Veenker opened her home in 2000, the same year Fairview closed, in part to make the system better. She was frustrated after working at what she felt was an uncaring state-licensed foster home in Hillsboro.

“They didn’t care about their clients,” she said. “I’d try to make breakfast, and the only thing I had in the home was bread and peanut butter. The owner had three homes and they were all run dangerously.”

“This is a lifestyle”

Veenker, who is single, lives with her clients. She receives about $15,000 a month from the state and spends the money on items and experiences that both she and her clients can enjoy.

“When people say you make a lot a money, I say, ‘Listen. This is not a job. This is a lifestyle,’” Veenker said. “When you put in all the time and hours, it’s like you give up your life. My clients are with us 24-7, every weekend, every holiday. ... Most of them have no family, or they’ve been abused. We are their family.”

In summer, she takes them camping and crabbing. Once she rented an RV for a vacation to Mexico.

“We had such a blast,” she said. “We swam in the ocean. They took showers outside in their bathing suits. They sat downtown and ate tacos and drank piña coladas. They went shopping in the markets.”

The trip proved special for 48-year-old Anne Rust, a mentally retarded woman who joined the home five years ago.

“She’s been in a cocoon all her life,” Veenker said. “She had a meltdown in the RV because she didn’t know what to do with her emotions. We talked her down and made light of the situation. Then she was wonderful. She acted like this was the first time she’s ever been in the world. She just experienced so many new things.”

Since then, Veenker said, Rust has bonded with her roommates and began decorating her room — something she had never done because she had moved so often from one state home to another.

Rewards like that balance the hard work. Veenker said she constantly juggles medical appointments for her clients, who have conditions that range from mental retardation to cerebral palsy.

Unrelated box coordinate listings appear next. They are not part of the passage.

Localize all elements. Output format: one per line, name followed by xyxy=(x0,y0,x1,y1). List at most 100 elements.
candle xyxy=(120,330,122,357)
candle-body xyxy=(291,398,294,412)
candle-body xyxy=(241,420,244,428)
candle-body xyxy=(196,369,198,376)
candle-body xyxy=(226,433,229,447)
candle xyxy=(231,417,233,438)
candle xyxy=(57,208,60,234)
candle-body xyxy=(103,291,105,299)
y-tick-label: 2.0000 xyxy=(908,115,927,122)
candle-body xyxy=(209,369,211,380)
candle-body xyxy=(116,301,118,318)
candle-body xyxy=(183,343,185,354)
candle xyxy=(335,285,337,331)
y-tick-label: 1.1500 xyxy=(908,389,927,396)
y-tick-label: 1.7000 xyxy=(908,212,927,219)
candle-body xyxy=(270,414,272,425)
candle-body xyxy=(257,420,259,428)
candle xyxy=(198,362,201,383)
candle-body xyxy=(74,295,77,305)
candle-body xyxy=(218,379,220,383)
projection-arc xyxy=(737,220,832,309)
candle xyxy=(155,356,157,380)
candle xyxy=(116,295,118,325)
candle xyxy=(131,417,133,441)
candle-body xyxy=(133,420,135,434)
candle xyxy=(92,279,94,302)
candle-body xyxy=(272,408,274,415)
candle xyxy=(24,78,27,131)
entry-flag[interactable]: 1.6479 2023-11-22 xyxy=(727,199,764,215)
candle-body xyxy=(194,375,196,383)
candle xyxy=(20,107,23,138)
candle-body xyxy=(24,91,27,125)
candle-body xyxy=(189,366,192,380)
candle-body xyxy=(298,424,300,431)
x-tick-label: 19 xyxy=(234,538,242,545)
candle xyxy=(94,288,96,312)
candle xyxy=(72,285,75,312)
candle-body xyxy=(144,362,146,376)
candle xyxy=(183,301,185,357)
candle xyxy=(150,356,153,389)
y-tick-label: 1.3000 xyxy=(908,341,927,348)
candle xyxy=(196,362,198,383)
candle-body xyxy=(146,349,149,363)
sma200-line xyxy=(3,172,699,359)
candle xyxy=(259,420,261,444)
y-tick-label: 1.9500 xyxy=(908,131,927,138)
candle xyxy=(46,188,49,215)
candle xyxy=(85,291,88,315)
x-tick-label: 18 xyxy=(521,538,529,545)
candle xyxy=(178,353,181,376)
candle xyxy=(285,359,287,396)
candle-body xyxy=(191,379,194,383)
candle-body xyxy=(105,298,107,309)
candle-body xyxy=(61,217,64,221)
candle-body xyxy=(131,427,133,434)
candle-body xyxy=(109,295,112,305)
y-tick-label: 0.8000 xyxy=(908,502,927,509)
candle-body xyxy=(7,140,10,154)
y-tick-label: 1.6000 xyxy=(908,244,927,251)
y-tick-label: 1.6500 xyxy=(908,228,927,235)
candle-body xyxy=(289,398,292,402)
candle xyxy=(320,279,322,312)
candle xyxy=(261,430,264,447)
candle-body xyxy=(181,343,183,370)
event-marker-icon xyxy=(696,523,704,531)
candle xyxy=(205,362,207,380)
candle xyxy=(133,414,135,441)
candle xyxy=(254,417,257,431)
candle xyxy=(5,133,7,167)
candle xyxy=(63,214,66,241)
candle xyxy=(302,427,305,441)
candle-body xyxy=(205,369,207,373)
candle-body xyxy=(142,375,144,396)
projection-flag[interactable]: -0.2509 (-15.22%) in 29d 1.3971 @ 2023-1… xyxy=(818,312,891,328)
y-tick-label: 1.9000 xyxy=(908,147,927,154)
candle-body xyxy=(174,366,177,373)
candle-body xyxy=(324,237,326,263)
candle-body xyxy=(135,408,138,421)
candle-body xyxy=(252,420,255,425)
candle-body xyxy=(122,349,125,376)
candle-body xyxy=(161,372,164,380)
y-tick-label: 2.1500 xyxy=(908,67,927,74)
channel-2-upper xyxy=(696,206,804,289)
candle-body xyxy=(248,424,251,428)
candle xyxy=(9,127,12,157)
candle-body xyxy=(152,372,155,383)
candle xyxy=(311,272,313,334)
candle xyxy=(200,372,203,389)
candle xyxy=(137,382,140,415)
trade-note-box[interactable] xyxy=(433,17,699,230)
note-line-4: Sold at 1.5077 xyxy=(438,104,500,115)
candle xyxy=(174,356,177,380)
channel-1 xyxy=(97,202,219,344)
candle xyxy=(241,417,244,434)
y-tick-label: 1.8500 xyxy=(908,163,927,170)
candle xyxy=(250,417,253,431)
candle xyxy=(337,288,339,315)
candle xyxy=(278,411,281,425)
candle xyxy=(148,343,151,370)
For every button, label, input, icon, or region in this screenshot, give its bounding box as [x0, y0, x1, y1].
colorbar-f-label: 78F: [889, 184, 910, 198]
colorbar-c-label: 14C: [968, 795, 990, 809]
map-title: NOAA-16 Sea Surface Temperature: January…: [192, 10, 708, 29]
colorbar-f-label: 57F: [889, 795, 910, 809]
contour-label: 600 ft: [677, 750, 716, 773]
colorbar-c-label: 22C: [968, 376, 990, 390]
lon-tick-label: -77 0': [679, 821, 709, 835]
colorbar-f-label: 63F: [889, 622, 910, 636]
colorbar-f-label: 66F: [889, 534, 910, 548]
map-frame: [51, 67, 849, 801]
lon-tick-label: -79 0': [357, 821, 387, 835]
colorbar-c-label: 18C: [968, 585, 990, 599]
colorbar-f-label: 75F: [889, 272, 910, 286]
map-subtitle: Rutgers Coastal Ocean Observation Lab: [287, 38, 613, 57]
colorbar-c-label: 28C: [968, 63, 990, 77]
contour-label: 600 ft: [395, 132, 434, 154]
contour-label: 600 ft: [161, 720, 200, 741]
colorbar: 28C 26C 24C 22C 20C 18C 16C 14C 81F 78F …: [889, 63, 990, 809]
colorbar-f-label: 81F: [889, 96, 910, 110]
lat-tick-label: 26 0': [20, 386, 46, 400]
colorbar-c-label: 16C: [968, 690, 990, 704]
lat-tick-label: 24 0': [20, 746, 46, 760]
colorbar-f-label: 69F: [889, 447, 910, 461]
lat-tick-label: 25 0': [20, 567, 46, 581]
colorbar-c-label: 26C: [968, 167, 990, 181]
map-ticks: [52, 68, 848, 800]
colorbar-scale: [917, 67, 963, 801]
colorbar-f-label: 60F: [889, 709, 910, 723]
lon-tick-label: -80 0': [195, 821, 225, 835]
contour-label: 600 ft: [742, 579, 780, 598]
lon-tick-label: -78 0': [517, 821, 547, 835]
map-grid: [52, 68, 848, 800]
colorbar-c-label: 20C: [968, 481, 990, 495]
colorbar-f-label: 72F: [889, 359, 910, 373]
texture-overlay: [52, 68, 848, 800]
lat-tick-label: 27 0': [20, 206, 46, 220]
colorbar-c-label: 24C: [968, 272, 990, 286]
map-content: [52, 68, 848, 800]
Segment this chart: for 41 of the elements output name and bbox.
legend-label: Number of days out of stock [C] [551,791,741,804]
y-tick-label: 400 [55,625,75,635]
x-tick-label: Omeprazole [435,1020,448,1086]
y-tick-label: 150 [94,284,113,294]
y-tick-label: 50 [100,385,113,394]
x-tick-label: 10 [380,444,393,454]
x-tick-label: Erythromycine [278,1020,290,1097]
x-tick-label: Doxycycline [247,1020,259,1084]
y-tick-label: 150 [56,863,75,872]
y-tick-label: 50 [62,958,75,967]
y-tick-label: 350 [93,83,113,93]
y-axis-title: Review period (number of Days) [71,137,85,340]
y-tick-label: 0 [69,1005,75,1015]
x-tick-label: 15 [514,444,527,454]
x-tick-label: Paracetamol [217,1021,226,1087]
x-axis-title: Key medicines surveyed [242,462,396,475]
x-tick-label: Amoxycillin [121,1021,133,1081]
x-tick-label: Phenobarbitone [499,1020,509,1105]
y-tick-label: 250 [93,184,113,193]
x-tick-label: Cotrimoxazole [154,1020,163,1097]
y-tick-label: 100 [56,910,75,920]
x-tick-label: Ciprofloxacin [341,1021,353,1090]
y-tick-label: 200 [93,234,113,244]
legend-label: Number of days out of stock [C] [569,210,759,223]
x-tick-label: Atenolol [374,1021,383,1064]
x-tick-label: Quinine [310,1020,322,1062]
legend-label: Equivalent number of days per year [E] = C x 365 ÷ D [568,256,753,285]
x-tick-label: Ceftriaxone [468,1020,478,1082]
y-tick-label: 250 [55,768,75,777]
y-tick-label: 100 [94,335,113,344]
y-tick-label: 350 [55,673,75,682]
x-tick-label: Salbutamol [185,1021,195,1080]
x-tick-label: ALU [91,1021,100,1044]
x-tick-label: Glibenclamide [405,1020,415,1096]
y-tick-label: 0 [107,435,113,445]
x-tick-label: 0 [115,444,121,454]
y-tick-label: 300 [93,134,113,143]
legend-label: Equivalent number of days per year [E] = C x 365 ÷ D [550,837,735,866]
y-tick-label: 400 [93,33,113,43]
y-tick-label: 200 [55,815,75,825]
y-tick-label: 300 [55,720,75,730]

She has virtually no privacy, and there are occasional meltdowns — like the time one resident mistakenly sprayed furniture polish on the home’s new leather couch, ruining it. Now, everyone laughs about the incident.

“Don’t talk about it,” joked the sprayer, Alexander Clark, 63. He lives at the home with his wife, Bonnie, 65.

Welcomes scrutiny

Veenker agreed that there isn’t enough oversight of foster homes. She said her Clackamas case manager visits monthly, but she knows that’s unusual. The case manager of a former client from another county “dropped him off and never came back,” she said.

Veenker welcomes the scrutiny. “I’m an independent individual, and it’s my business,” she said, “but it’s always nice to have someone looking over your shoulder.”

Every Sunday, she takes her clients to church. Afterward, they go out to IHOP, Shari’s or Denny’s. There is a special Sunday school for people with developmental disabilities, but Veenker’s clients insist on regular services.

“Our people want to be treated normal,” she said. “So I just treat them that way.”